Highland v. Township of Garfield

168 Mich. 538 | Mich. | 1912

McAlvay, J.

Plaintiff recovered a judgment in this case against defendant township in an action for damages on account of the loss of a horse, caused, as is claimed, by the negligence of the township in not maintaining a certain highway within its limits in reasonable repair, and in a condition reasonably safe and fit for travel. Defendant offered no witnesses, and at the close of the proofs in the case moved for an instructed verdict on the ground of contributory negligence of plaintiff. This motion was denied. Error is assigned upon such refusal, and this is the only question discussed on the part of defendant and appellant.

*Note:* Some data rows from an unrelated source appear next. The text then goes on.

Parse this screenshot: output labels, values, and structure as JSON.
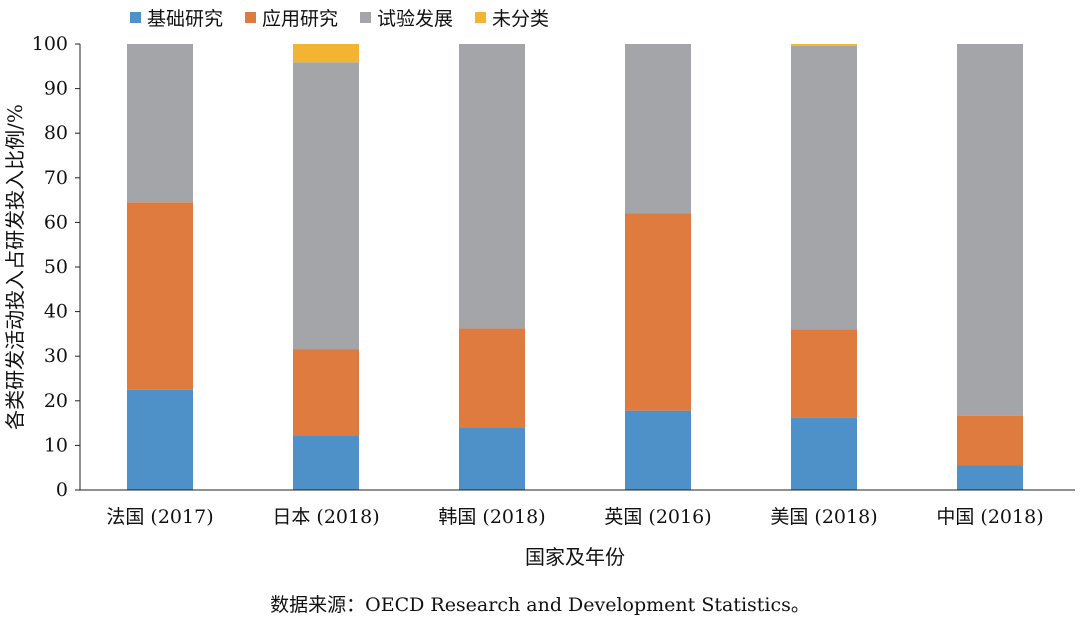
{
  "chart_data": {
    "type": "bar",
    "stacked": true,
    "categories": [
      "法国 (2017)",
      "日本 (2018)",
      "韩国 (2018)",
      "英国 (2016)",
      "美国 (2018)",
      "中国 (2018)"
    ],
    "series": [
      {
        "name": "基础研究",
        "color": "#4e90c8",
        "values": [
          22.5,
          12.3,
          14.0,
          17.8,
          16.3,
          5.5
        ]
      },
      {
        "name": "应用研究",
        "color": "#e07b3f",
        "values": [
          42.0,
          19.3,
          22.2,
          44.2,
          19.7,
          11.1
        ]
      },
      {
        "name": "试验发展",
        "color": "#a3a5a8",
        "values": [
          35.5,
          64.3,
          63.8,
          38.0,
          63.6,
          83.4
        ]
      },
      {
        "name": "未分类",
        "color": "#f2b431",
        "values": [
          0.0,
          4.1,
          0.0,
          0.0,
          0.4,
          0.0
        ]
      }
    ],
    "ylim": [
      0,
      100
    ],
    "yticks": [
      0,
      10,
      20,
      30,
      40,
      50,
      60,
      70,
      80,
      90,
      100
    ],
    "ylabel": "各类研发活动投入占研发投入比例/%",
    "xlabel": "国家及年份",
    "legend_position": "top"
  },
  "source_note": "数据来源：OECD Research and Development Statistics。"
}
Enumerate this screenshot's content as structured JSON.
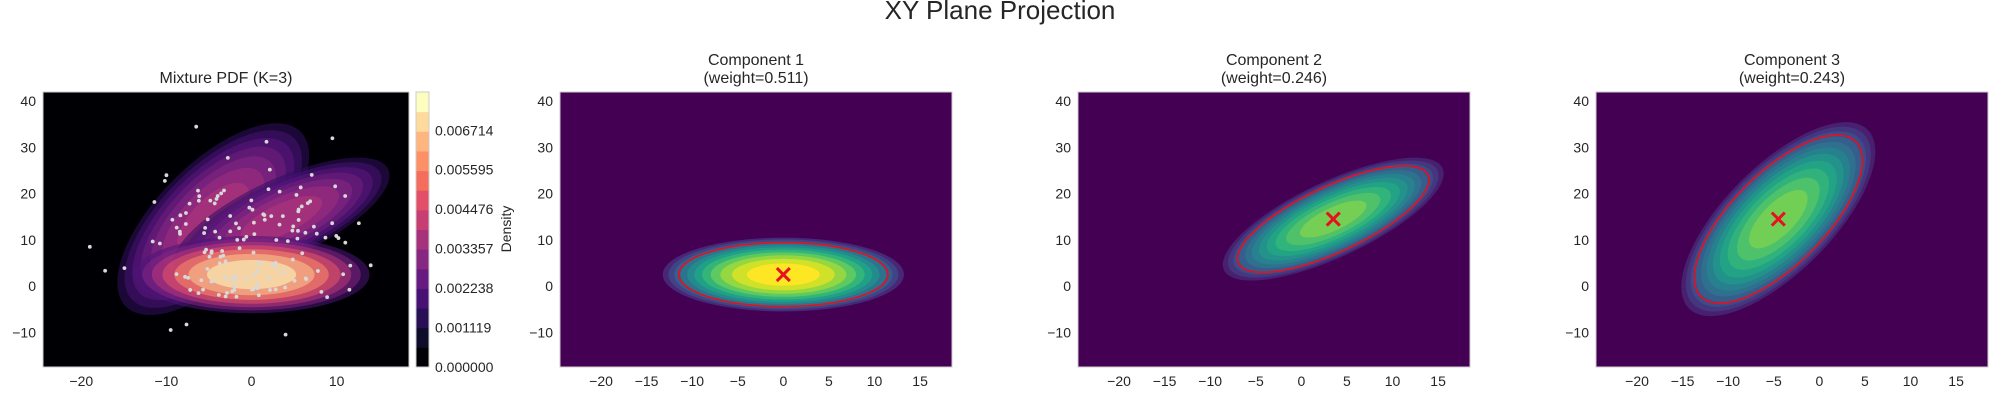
{
  "figure": {
    "title": "XY Plane Projection",
    "colors": {
      "background": "#ffffff",
      "axes_edge": "#cccccc",
      "tick_label": "#262626",
      "ellipse": "#e8101e",
      "mean_marker": "#e8101e",
      "points": "#d8d8d8",
      "viridis_low": "#440154",
      "viridis_high": "#fde725"
    }
  },
  "chart_data": [
    {
      "type": "heatmap",
      "title": "Mixture PDF (K=3)",
      "xlabel": "",
      "ylabel": "",
      "xlim": [
        -24.5,
        18.5
      ],
      "ylim": [
        -17.5,
        42
      ],
      "xticks": [
        -20,
        -10,
        0,
        10
      ],
      "yticks": [
        -10,
        0,
        10,
        20,
        30,
        40
      ],
      "colormap": "magma",
      "colorbar": {
        "label": "Density",
        "range": [
          0,
          0.0078
        ],
        "ticks": [
          "0.000000",
          "0.001119",
          "0.002238",
          "0.003357",
          "0.004476",
          "0.005595",
          "0.006714"
        ],
        "levels": 14
      },
      "components": [
        {
          "weight": 0.511,
          "mean": [
            0,
            2.5
          ],
          "sigma_major": 6.3,
          "sigma_minor": 3.8,
          "angle_deg": 0
        },
        {
          "weight": 0.246,
          "mean": [
            3.5,
            14.5
          ],
          "sigma_major": 6.3,
          "sigma_minor": 3.9,
          "angle_deg": -25
        },
        {
          "weight": 0.243,
          "mean": [
            -4.5,
            14.5
          ],
          "sigma_major": 6.6,
          "sigma_minor": 5.5,
          "angle_deg": -45
        }
      ],
      "scatter": {
        "count": 150,
        "outliers": [
          [
            -19,
            8.5
          ],
          [
            -6.5,
            34.5
          ],
          [
            9.5,
            32
          ],
          [
            14,
            4.5
          ],
          [
            -9.5,
            -9.5
          ],
          [
            4,
            -10.5
          ],
          [
            11,
            19.5
          ],
          [
            -10,
            24
          ]
        ]
      }
    },
    {
      "type": "heatmap",
      "title": "Component 1\n(weight=0.511)",
      "xlabel": "",
      "ylabel": "",
      "xlim": [
        -24.5,
        18.5
      ],
      "ylim": [
        -17.5,
        42
      ],
      "xticks": [
        -20,
        -15,
        -10,
        -5,
        0,
        5,
        10,
        15
      ],
      "yticks": [
        -10,
        0,
        10,
        20,
        30,
        40
      ],
      "colormap": "viridis",
      "weight": 0.511,
      "mean": [
        0,
        2.5
      ],
      "sigma_major": 6.3,
      "sigma_minor": 3.8,
      "angle_deg": 0,
      "ellipse_scale": 1.82,
      "marker": "x"
    },
    {
      "type": "heatmap",
      "title": "Component 2\n(weight=0.246)",
      "xlabel": "",
      "ylabel": "",
      "xlim": [
        -24.5,
        18.5
      ],
      "ylim": [
        -17.5,
        42
      ],
      "xticks": [
        -20,
        -15,
        -10,
        -5,
        0,
        5,
        10,
        15
      ],
      "yticks": [
        -10,
        0,
        10,
        20,
        30,
        40
      ],
      "colormap": "viridis",
      "weight": 0.246,
      "mean": [
        3.5,
        14.5
      ],
      "sigma_major": 6.3,
      "sigma_minor": 3.9,
      "angle_deg": -25,
      "ellipse_scale": 1.82,
      "marker": "x"
    },
    {
      "type": "heatmap",
      "title": "Component 3\n(weight=0.243)",
      "xlabel": "",
      "ylabel": "",
      "xlim": [
        -24.5,
        18.5
      ],
      "ylim": [
        -17.5,
        42
      ],
      "xticks": [
        -20,
        -15,
        -10,
        -5,
        0,
        5,
        10,
        15
      ],
      "yticks": [
        -10,
        0,
        10,
        20,
        30,
        40
      ],
      "colormap": "viridis",
      "weight": 0.243,
      "mean": [
        -4.5,
        14.5
      ],
      "sigma_major": 6.6,
      "sigma_minor": 5.5,
      "angle_deg": -45,
      "ellipse_scale": 1.82,
      "marker": "x"
    }
  ]
}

*539The material facts are that plaintiff has resided in the township for 16 years. This highway, known ás the “ Newberry road,” is the main traveled road between Engadine and Newberry, and necessary to be used by plaintiff in going from Donald, the name of the post office near which he lives, to Newberry. This road runs north and south, and plaintiff travels upon it from his home north to reach Newberry. There are hills on this road known as “Eckley Hills,” over which it passes. On the east side of the track on the first hill going north is a ditch downhill, the upper portion of which is filled with stone, and the lower part open, which, crowding to the west, encroaches upon the track. It is from a foot to 18 inches wide, and from 8 to 18 inches deep. There were no drains constructed to carry off the rainfall upon the hill, and this one was cut by the water running downhill. The soil is red clay, and recent rains had made the hill slippery. The ditch at the place where the accident occurred runs about in the center of the track, leaving a space on the west side of it of eight or nine feet between it and the embankment on the west side of the road, and side of the hill. It is necessary to go upon this eight or nine feet and pass along in order to avoid getting into the ditch.

On the morning of October 26,1910, the plaintiff started from home early, driving his team with an empty wagon, bound for Newberry for the purpose of obtaining a load of grain. He came down this hill with care, avoiding this ditch, and, after he had arrived at the foot of the hill, left his team, and went back,, as he testified—

“ And examined it to see how I was going to get back by it at night, and whether I had better turn back home, and I made up my mind by going to the west as close as I could to the embankment, if the wagon stayed there, that I could go by, keeping as tight to the west side of the road as I could.”

He proceeded to Newberry, got his load, and started on his return home at 3 o’clock in the afternoon. He arrived at this hill about 9 o’clock. It was very dark, and, when *540he came to this place, he got off the wagon, and felt with his feet on the west side to know how close he was to the west side of the cut in order to keep clear of the ditch. He says:

“ This turn was the only turn to use. It was the beaten track that had been made by teams passing this ditch.”

He then mounted his wagon, and drove about two wagon lengths. The ground was sloping and the wagon slipped sideways into the ditch, throwing the horse and injuring it so severely that it became worthless. Plaintiff had gone over this hill several times that season, and knew its condition. He and other witnesses say that it was unsafe and dangerous. He had no lantern with him that night. The record shows that the road had been in this condition from one to three years, of which the authorities had actual notice. The dangerous conditions were during the break-up in the spring and after considerable rains. It was used by the public at all seasons, and for the most of the time was in a reasonably passable condition.

Appellant contends that the case is controlled by Black v. City of Manistee, 107 Mich. 60 (64 N. W. 868); Church v. Village of Howard City, 111 Mich. 298 (69 N. W. 651, 66 Am. St. Rep. 396), and like decisions. We think that the instant case is distinguishable from that line of cases. In the first case cited plaintiff was perfectly familiar with conditions. She saw the icy sidewalk, and knew that it was dangerous, yet she proceeded without using any care whatever, refusing and neglecting to take hold of the handrail, and the court says:

“It was not a case where to proceed was the only alternative.”

In other words, she made no attempt to avoid injury. In the second case cited, supra, the court said:

“ The case is ruled by Black v. City of Manistee, 107 Mich. 60 [64 N. W. 868]. In that case plaintiff neglected to guide herself by the handrail when passing over an icy sidewalk.”

*541The learned trial judge held that it could not be said as a matter of law that plaintiff was guilty of contributory negligence, and submitted the case to the jury under a charge upon which no specific error has been assigned by appellant. By this charge the question of contributory negligence of plaintiff was submitted to the jury as a question of fact. Upon this record our opinion is that the court was not in error in refusing to instruct a verdict for appellant. The case is within the line of cases where this court has held against the contention of appellant. Harris v. Township of Clinton, 64 Mich. 447 (81 N. W. 425, 8 Am. St. Rep. 842); Schwingschlegl v. City of Monroe, 113 Mich. 683 (72 N. W. 7); Handy v. Township of Meridian, 114 Mich. 454 (72 N. W. 251); Gage v. Township of Pittsfield, 120 Mich. 436 (79 N. W. 687).

The judgment of the circuit court is affirmed.

Steere, Blair, Stone, and Ostrander, JJ., concurred.